If HTTP proxy service is not running, then you will not access internet except using HTTPS, that's pretty obvious  8)
You should focus on syslog and look for messages while you start HTTP proxy service. Perhaps looking at Zentyal log may help too.

patmagee1024

  • Zen Apprentice
  • *
  • Posts: 14
  • Karma: +2/-0
    • View Profile
[SOLVED] Re: Squid transparent blocking all sites.
« Reply #7 on: May 06, 2013, 02:58:09 pm »
As it turns out I may have solved my problem already. It turns out squid changed the way it handles acl lists. I found my custom list had some duplicates and squid bombs out now rather than just dealing with the duplicates (thus the stopped http service). Additionally, if squid loads a subdomain (e.g. pat.home.com) and then tries to load the domain again (e.g. home.com) it will bomb out now rather than just issuing warnings like it used to do. A patch has been issued for this but it will be a while before it gets into the Ubuntu distribution.

I found entries in the syslog mentioning bungled acl list. When searching for that I found the info in the above paragraph. I got rid of the duplicates and such and my list is working now like it's supposed to.

Edited to correct usage of domain and subdomain.
« Last Edit: May 06, 2013, 04:18:17 pm by patmagee1024 »

christian

  • Guest
Re: Squid transparent blocking all sites.
« Reply #8 on: May 06, 2013, 03:08:23 pm »
Cool.
Cool too to have stamped your post as [SOLVED] unfortunately, you have to do this updating the very first post if you want it to be visible.

I also suppose there is a typo when you wrote
Quote
if squid loads a domain (e.g. pat.home.com) and then tries to load the subdomain again (e.g. home.com)

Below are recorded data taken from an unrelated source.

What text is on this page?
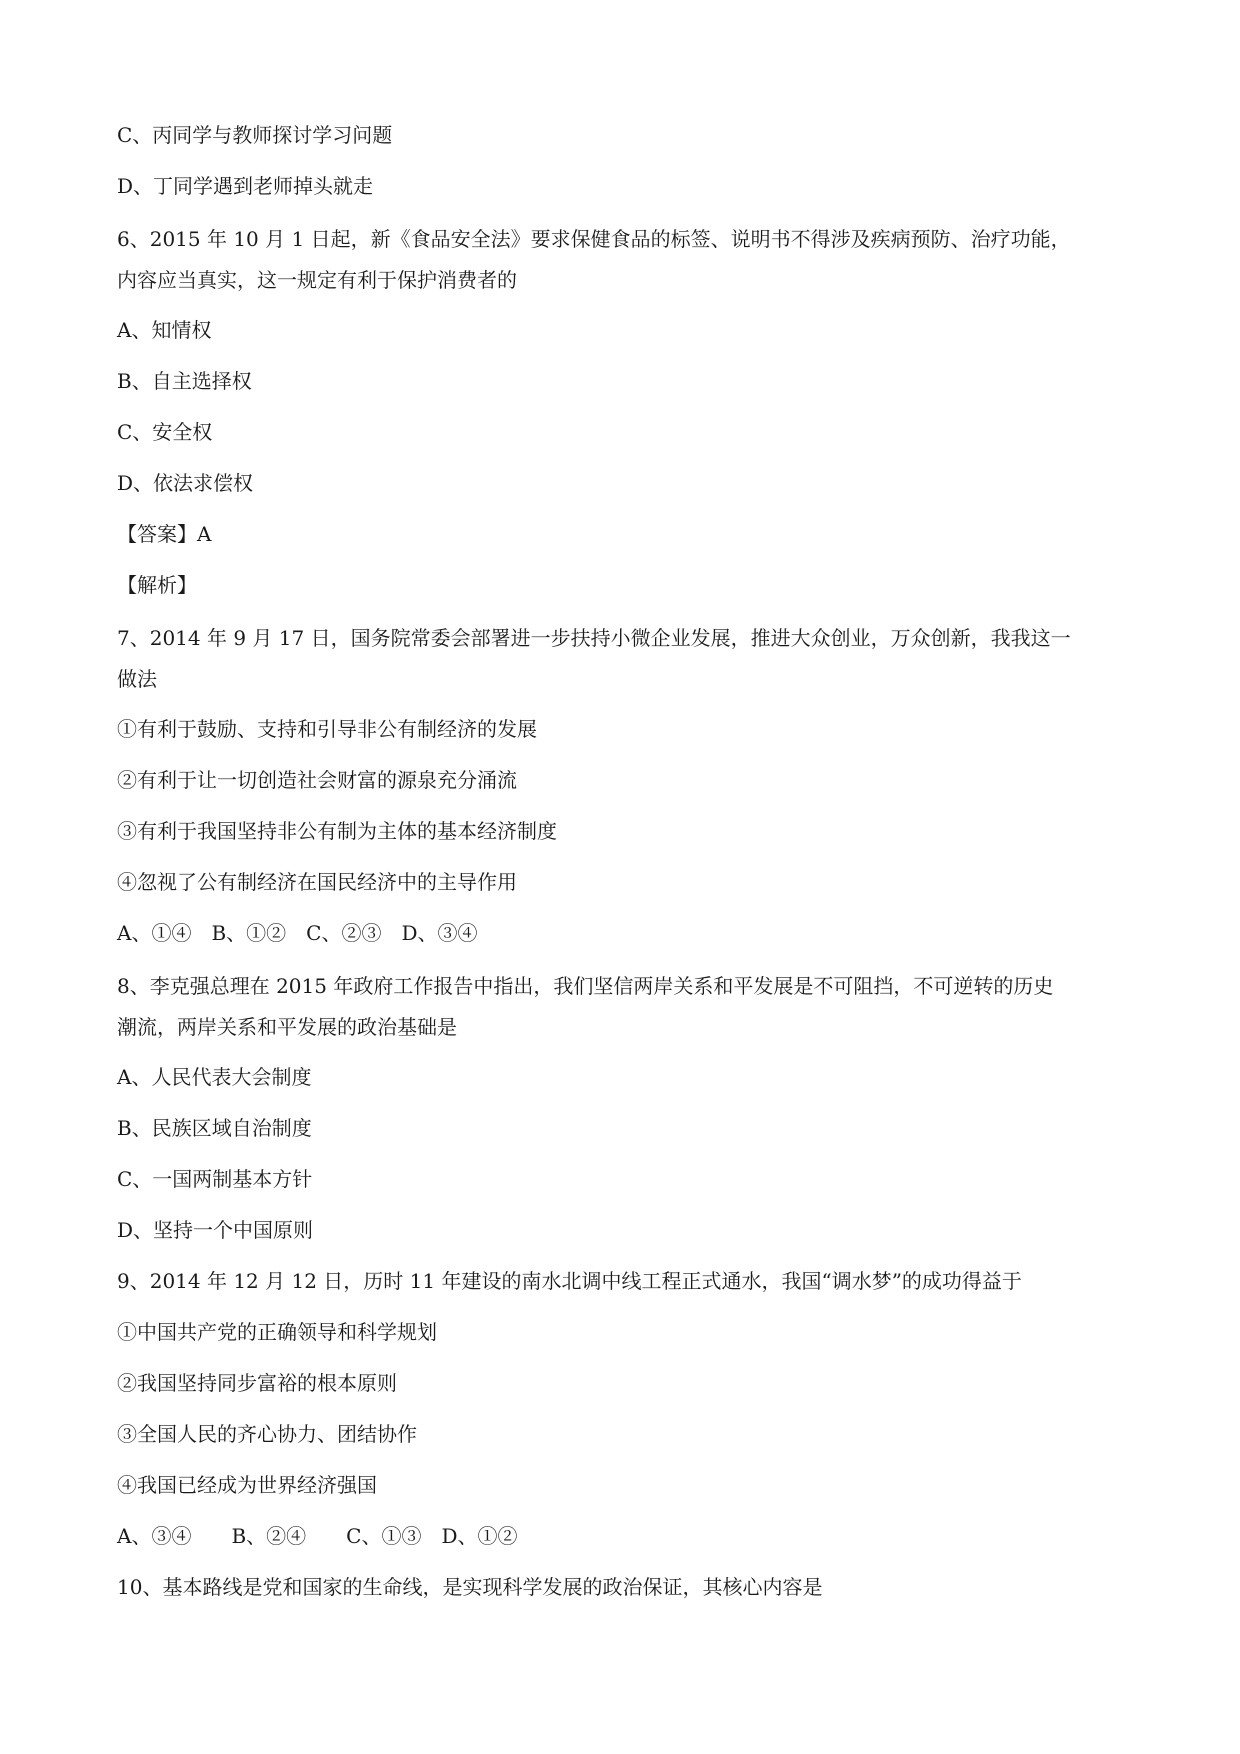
C、丙同学与教师探讨学习问题
D、丁同学遇到老师掉头就走
6、2015 年 10 月 1 日起，新《食品安全法》要求保健食品的标签、说明书不得涉及疾病预防、治疗功能，
内容应当真实，这一规定有利于保护消费者的
A、知情权
B、自主选择权
C、安全权
D、依法求偿权
【答案】A
【解析】
7、2014 年 9 月 17 日，国务院常委会部署进一步扶持小微企业发展，推进大众创业，万众创新，我我这一
做法
①有利于鼓励、支持和引导非公有制经济的发展
②有利于让一切创造社会财富的源泉充分涌流
③有利于我国坚持非公有制为主体的基本经济制度
④忽视了公有制经济在国民经济中的主导作用
A、①④　B、①②　C、②③　D、③④
8、李克强总理在 2015 年政府工作报告中指出，我们坚信两岸关系和平发展是不可阻挡，不可逆转的历史
潮流，两岸关系和平发展的政治基础是
A、人民代表大会制度
B、民族区域自治制度
C、一国两制基本方针
D、坚持一个中国原则
9、2014 年 12 月 12 日，历时 11 年建设的南水北调中线工程正式通水，我国“调水梦”的成功得益于
①中国共产党的正确领导和科学规划
②我国坚持同步富裕的根本原则
③全国人民的齐心协力、团结协作
④我国已经成为世界经济强国
A、③④　　B、②④　　C、①③　D、①②
10、基本路线是党和国家的生命线，是实现科学发展的政治保证，其核心内容是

here home.com is the domain and pat.home.com the sub-domain  ;)

patmagee1024

  • Zen Apprentice
  • *
  • Posts: 14
  • Karma: +2/-0
    • View Profile
Re: Squid transparent blocking all sites.
« Reply #9 on: May 06, 2013, 04:17:22 pm »
As usual you are correct on both. I can't modify the original subject since I didn't start it. Hopefully people that search will find mine showing solved.